22 Eylül 2012 Cumartesi

İlk haftasonu; Konsültasyon & Fotoğraf

Artvin'de ilk hafta sonuna uyandığımda, dün baktığım meteoroloji raporuna göre bugünün uzun süreliğine son yağmursuz gün olacağını bildiğimden, fotoğraf çekme planlarım vardı.Önce polisevinde kahvaltı ettim daha sonra fotoğraf makinemi ve içinden yağmurluğumu hiç çıkarmadığım çantamı alıp hastaneye doğru yola koyuldum.

Bu noktada Artvin'in coğrafyasıyla ilgili kısa bir bilgi vermem yerinde olacak. Şehir bir dağın yamacına kurulmuş. Karşısındaki dağla arasında Çoruh nehri akıyor. Çoruh deniz seviyesinden 200m yükseklikte ve Hopa'dan Artvin'e gelirken Çoruh'u takip ederek geliyorsunuz. Şehrin merkezi Çoruh'tan 300m yükseklikte bulunuyor. Şehirde düz alan yok, bu sebeple şehri, nehir kıyısında sonradan yarattıkları düz alanlara taşımaya çalışmış olsalar da şehrin maddi olarak ileri gelenlerinin maddi kaygıları nedeniyle yaptıkları baskılar sonucu bu girişim sonuç bulmamış. Devlet hastanesi de merkezden biraz daha yukarda. Polisevi ise sonradan yerleştikleri için Yeni mahalle ya da İskebe de denen yan dağdaki yerleşim alanında bulunuyor. Hastaneyle yaklaşık aynı seviyede.

Artvin topografik. Gözünüzde canlanması açısından (tıklayınca büyür)
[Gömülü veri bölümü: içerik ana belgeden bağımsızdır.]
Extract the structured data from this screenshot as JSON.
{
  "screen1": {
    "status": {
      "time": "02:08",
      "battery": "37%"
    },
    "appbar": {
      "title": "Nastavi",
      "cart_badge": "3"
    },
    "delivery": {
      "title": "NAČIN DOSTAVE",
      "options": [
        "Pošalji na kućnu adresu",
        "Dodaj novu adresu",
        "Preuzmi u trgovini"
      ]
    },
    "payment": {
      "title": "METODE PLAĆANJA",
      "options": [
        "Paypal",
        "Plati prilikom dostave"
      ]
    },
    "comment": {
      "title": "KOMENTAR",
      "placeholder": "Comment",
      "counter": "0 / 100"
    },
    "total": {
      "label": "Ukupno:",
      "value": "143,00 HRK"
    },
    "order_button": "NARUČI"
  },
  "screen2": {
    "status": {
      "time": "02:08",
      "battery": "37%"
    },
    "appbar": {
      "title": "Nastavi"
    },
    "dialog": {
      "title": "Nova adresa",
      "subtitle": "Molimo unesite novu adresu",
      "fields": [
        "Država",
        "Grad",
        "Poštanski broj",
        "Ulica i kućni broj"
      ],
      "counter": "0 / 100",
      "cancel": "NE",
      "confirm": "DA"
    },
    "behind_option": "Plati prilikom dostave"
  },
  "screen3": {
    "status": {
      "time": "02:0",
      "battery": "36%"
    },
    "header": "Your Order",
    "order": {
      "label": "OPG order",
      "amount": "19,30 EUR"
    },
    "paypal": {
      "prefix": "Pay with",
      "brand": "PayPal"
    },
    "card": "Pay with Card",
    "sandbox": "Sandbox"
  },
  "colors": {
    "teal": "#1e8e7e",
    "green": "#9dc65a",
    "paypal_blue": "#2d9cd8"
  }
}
Planım Polisevinden hastaneye yürüyerek gitmek, yolda fotoğraf çekmek, sonra hastaneye uğrayıp hastaları görmek ve daha sonra Çoruh'a, yani aşağı doğru fotoğraf çekerek gidip oradan İskebe dolmuşuna binip odaya dönmekti. Hastaneye kadar fotoğraf çekerek geldim ve hastalarımı gördüm. Ortopedide ve göğüs hastalıklarında takip ettiğim hastalara da uğradım; göğüsteki hastayı kötü buldum ve doktorunu aradım. Hemen geldi hastayı toparladık. Film, kan gazı, hemogram gibi sonuçları beklerken bol bol muhabbet ettik. Bu sırada cumartesi olmasına rağmen kardiyolog, pediatrist, ortopedist aynı anda hastanedeydi.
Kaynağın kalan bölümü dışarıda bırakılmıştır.